About the job
Our Mission
At Vertical Aerospace, we are at the forefront of transforming electric aviation. Our groundbreaking eVTOL (electric vertical take-off and landing) aircraft, the Valo, aims to establish a new benchmark for safety in air travel while achieving 'zero emissions'.
We are committed to redefining aerospace standards, moving away from outdated practices to innovate and grow as a scaling SME. Over the next few years, we anticipate significant growth as we strive to achieve airliner-level safety certification by 2028 and commence operations with our airline partners.
Your Role
As a Data Scientist, you will collaborate closely with our engineering teams to create models that enhance design, testing, and operational decision-making. This includes developing and validating predictive models such as battery lifespan predictions and surrogate models for load modeling.

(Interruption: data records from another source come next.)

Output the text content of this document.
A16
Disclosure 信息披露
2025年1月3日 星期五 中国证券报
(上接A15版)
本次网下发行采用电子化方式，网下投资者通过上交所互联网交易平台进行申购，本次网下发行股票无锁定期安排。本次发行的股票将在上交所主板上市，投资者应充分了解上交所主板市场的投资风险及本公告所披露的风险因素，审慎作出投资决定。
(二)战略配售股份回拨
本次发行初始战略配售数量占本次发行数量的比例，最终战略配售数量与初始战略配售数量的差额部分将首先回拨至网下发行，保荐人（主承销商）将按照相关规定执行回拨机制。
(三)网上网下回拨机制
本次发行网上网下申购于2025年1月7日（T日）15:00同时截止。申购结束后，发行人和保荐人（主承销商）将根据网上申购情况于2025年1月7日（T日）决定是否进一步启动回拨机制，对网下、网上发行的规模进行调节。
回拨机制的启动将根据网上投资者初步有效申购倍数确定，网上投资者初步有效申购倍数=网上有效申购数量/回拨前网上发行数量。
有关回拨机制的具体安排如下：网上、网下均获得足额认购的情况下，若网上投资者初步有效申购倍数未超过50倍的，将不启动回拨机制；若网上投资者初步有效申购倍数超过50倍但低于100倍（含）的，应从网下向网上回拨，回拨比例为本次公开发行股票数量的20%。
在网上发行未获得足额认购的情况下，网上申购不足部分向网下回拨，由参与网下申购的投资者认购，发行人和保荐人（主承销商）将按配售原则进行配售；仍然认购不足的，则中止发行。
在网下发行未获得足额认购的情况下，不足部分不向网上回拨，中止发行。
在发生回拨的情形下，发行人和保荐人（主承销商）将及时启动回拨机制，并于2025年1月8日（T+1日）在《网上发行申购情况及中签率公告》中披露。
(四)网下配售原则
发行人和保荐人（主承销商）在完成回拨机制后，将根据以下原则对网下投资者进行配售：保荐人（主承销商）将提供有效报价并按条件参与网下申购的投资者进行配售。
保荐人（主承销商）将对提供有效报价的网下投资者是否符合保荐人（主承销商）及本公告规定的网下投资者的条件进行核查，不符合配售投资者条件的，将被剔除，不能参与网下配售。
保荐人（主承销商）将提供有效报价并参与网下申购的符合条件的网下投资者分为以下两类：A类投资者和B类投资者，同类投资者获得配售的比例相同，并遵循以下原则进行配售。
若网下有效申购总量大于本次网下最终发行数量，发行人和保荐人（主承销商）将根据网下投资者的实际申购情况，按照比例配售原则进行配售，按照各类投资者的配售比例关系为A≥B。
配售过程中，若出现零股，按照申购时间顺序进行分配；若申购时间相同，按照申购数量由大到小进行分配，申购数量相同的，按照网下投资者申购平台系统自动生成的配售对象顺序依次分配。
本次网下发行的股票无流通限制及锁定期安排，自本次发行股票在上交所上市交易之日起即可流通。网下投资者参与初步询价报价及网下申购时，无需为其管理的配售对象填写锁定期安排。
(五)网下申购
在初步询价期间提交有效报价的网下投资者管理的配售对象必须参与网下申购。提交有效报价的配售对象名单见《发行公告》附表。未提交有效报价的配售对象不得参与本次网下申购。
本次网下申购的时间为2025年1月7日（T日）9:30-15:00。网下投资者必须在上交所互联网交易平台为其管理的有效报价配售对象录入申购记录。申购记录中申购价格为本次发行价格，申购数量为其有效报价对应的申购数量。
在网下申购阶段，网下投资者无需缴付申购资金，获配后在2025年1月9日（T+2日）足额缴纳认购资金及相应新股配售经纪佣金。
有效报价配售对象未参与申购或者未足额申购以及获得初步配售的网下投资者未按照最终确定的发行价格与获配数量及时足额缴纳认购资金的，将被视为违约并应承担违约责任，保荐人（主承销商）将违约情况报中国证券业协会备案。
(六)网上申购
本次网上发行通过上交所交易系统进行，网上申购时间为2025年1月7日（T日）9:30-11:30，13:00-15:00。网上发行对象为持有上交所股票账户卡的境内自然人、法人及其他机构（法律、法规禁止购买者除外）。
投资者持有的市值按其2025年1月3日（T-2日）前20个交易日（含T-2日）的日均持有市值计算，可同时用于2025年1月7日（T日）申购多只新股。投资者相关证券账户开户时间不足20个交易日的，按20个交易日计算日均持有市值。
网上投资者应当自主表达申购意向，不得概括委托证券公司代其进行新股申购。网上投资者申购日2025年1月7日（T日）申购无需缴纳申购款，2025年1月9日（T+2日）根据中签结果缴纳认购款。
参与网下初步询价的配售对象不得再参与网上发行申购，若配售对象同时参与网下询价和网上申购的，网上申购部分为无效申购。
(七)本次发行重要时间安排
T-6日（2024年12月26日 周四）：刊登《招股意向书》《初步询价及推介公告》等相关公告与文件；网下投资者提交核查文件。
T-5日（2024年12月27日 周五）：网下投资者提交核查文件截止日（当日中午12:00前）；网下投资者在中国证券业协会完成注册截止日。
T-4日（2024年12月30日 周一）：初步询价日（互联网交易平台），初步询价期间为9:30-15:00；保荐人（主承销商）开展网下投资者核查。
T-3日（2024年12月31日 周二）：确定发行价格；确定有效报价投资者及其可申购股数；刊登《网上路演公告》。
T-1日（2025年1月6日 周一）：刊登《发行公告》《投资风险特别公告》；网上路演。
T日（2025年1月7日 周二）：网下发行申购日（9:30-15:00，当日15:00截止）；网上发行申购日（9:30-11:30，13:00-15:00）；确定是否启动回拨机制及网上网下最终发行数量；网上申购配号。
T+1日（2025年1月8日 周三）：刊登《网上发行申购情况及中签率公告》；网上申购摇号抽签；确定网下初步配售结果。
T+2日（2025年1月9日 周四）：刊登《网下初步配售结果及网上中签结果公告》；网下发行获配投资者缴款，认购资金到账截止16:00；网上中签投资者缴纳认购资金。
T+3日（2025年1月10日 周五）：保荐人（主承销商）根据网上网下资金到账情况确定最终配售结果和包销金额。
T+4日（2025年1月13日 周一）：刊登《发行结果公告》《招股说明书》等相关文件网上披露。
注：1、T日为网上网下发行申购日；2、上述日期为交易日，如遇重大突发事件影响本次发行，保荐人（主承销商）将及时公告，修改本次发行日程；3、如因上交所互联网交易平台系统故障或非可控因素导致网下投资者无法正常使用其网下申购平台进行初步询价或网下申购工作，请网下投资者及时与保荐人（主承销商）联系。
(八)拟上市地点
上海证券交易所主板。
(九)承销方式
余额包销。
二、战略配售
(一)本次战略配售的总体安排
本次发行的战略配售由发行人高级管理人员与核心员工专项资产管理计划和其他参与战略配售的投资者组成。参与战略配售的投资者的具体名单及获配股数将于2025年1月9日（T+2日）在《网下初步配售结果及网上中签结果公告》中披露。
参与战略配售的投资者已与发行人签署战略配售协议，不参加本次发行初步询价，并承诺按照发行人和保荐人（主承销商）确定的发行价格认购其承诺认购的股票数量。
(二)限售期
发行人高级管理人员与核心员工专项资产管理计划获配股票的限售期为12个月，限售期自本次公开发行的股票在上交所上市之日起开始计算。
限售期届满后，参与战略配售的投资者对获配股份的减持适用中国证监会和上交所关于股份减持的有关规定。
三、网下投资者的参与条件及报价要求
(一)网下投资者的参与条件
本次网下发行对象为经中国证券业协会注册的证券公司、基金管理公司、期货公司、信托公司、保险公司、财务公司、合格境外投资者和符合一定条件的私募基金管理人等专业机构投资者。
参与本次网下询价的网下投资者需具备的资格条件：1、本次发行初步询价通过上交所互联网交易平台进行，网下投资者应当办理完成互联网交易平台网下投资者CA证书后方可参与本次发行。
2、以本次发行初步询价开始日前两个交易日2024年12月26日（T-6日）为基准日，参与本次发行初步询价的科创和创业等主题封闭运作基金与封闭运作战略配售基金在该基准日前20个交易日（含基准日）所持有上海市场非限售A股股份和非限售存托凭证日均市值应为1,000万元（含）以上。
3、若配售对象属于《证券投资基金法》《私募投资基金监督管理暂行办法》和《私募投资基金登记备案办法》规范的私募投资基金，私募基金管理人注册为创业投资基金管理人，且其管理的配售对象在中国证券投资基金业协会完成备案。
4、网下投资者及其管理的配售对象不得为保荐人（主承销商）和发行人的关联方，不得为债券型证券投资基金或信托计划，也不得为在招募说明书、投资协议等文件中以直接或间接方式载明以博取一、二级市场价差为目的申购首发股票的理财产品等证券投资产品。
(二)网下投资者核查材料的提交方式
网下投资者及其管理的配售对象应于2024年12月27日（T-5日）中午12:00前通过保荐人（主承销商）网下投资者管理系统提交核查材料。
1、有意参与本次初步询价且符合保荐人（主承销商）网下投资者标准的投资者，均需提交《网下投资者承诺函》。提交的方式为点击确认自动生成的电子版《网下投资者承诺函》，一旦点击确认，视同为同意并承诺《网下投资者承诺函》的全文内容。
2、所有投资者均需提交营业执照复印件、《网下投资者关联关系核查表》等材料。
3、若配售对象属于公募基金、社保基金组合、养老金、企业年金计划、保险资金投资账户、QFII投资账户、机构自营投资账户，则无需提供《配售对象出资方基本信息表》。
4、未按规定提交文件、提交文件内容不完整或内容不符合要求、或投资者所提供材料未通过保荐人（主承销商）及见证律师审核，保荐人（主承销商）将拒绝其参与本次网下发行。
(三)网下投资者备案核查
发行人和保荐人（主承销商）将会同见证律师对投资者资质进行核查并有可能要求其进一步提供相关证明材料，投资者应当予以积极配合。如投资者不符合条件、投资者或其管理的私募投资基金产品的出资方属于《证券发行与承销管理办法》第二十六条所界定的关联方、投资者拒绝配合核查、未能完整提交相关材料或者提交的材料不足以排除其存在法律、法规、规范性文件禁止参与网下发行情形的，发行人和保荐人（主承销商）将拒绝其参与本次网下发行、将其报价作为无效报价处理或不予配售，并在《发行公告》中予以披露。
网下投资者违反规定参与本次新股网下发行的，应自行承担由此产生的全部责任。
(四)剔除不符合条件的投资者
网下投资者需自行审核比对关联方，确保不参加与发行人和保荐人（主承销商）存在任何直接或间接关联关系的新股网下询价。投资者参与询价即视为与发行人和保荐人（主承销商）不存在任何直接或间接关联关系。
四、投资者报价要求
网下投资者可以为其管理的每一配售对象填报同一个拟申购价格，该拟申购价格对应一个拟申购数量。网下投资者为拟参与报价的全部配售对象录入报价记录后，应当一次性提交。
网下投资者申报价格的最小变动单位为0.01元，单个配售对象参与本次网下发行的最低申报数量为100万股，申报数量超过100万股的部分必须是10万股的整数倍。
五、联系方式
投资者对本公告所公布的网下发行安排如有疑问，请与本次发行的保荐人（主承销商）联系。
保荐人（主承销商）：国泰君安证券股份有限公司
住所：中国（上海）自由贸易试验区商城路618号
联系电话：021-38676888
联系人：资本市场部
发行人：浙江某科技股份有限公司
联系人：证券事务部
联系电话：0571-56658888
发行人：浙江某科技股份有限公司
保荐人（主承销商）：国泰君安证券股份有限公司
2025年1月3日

You will be responsible for taking concepts through to deployable solutions, partnering with data engineers to ensure that your models are supported by robust data pipelines and integrated seamlessly into engineering workflows. A strong emphasis will be placed on practical application, ensuring that models are interpretable, validated, and compliant with certification standards.
Key Responsibilities
Develop and validate predictive models for various engineering and operational applications, including performance forecasting and reliability assessments.
Construct surrogate and approximation models to simplify complex systems and simulations, facilitating quicker and more scalable analyses.
Collaborate with engineering teams to understand physical systems and translate them into data-driven models.
Analyze extensive time-series datasets from flight and testing environments.
Work with data engineering to ensure reliable data ingestion, transformation, and accessibility for modeling, enabling advanced analytics.
Deploy models into production environments or engineering toolchains, ensuring their maintainability and usability.
Ensure models are well-documented, explainable, and aligned with engineering and certification standards.
Contribute to the creation of reusable modeling frameworks and methodologies across the organization.